Henrique Suruí stands accused of being behind the diamond mining. Maisonnave quotes from a police report about Henrique:
He only thinks and moves in accordance with mining interests. On the day of the raid, the federal police found heavy machinery in the mining area, which was under supervision and leadership of Indians. It is beyond doubt that they belong to the group led by Henrique Suruí.
Henrique told Climate Home that the police accusations were “a big lie”, adding that, “The carbon project is better than mining”. But Maisonnave reports that according to federal police sources, Henrique and two other Suruí, “admitted involvement with illegal mining and struck a deal in order to collaborate in exchange of minor punishment”.
In June 2017, Henrique travelled to Brasília with leaders of the Cinta-Larga group, neighbours of the Suruí, and whose lands cover the same diamond deposit. The Cinta-Larga have seen large scale illegal mining on their land. Henrique and the Cinta-Larga want to be allowed to mine for diamonds on their lands.
Great article Chris. Definitely an eye opener to what goes on in that part of the world.
Many decent and humane people from all over the world donate to save rainforest from the loggers, miners, ranchers, palm oil planters etc., and sign the many petitions. However, I am seriously considering giving up on giving away my money and my time, in supporting all the groups that are out there trying to save indigenous people and the great forests of the Earth, with their rich biodiversity. Why? How can anyone say with hand on heart, that it can be guaranteed that the wee
bits of forest purchased by donations, can be protected by well-meaning conservation groups. What we are witnessing is invasion by strong and determined pillagers, with some indigenous groups even being complicit. Wardens can be killed and intimidated. What has happened to the Harapan Project in Sumatra run by the RSPB, and the Heart of Borneo alliance of the WWF and BHP Billiton with their coal extraction’s damage being supposedly limited. Neither project has been immune to disappointment through enough destruction being done, to query whether it is worthwhile continuing being idealistic. Australia is now seeing its Queensland forests being bulldozed and wildlife massacred. The Orangutan protection organisations are surviving on marginal strips along rivers or small plots of isolated forest. The forests of Russia in the Far East are being felled at a colossal rate, threatening the Siberian Tiger and Amur Leopard projects.
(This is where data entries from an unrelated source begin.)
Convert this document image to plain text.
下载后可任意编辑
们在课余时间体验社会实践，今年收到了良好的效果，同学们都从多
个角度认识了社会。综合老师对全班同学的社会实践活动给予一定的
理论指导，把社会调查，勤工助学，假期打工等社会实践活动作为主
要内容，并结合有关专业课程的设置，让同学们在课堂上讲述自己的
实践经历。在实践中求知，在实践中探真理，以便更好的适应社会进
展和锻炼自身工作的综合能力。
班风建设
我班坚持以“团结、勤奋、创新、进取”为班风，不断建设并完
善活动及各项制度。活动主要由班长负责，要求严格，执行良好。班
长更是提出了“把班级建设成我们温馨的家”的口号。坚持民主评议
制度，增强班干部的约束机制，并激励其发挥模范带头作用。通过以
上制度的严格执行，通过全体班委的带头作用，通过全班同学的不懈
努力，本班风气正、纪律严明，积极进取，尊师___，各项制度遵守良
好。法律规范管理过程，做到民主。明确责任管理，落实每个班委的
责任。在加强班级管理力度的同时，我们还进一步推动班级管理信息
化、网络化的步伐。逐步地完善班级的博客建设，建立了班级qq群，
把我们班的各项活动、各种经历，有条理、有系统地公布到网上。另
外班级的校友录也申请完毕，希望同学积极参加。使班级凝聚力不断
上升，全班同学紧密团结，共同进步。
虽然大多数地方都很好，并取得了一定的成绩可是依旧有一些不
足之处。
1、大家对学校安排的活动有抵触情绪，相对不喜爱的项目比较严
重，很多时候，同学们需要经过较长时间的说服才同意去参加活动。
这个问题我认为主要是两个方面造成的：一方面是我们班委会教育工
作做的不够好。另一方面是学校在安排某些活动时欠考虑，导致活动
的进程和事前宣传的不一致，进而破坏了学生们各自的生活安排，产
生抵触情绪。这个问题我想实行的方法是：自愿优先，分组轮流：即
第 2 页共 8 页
Eventually, the world will be left with a few inaccessible spots on mountain sides, islands, lonely squares of forest surrounded by palm or soya, or indigenous reservation with the members dressed up to look good for the tourists. Let us face it, we are on a route to the biggest extinction of Life, and mankind will rue that day when the vengeful climax comes.
Mr. Hart, please do not let the madness of others get you down. There’s still good people around.
Thank you, Chris, once again, for excellent coverage on behalf of indigenous peoples cuaught up with intrusions on their lands and cultures by projects that push relentlessly towards the commodification of Nature — to whom indigenous people’s have always cultivated a deep relational bond. Disruption and fragmentation of their cultural heritage can only ensue. All this taking place in the guise of REDD, a smokescreen for false alternatives to tackling the root causes of global warming, and so poorly understood by Amazonian peoples or by anyone close to the issues.
About CIMI, The Indigenous Missionary Council, an organization of the Brazilian Catholic Bishops Conference: Yesterday, October 5th 2017, they released the annual report on violence suffered by indigenous peoples.
The data for 2016, documents an increase in cases of the most flagrant violations of basic human rights, such as murder, assinations, child mortality, suicides, chronic malnutrion and lack of legal recognition to ancestral lands. Political setbacks, due to the ever-increasing power of the ruralist lobby in Brazil, are a main driver of the violent disregard and offensive attacks on indigenous communities in the country.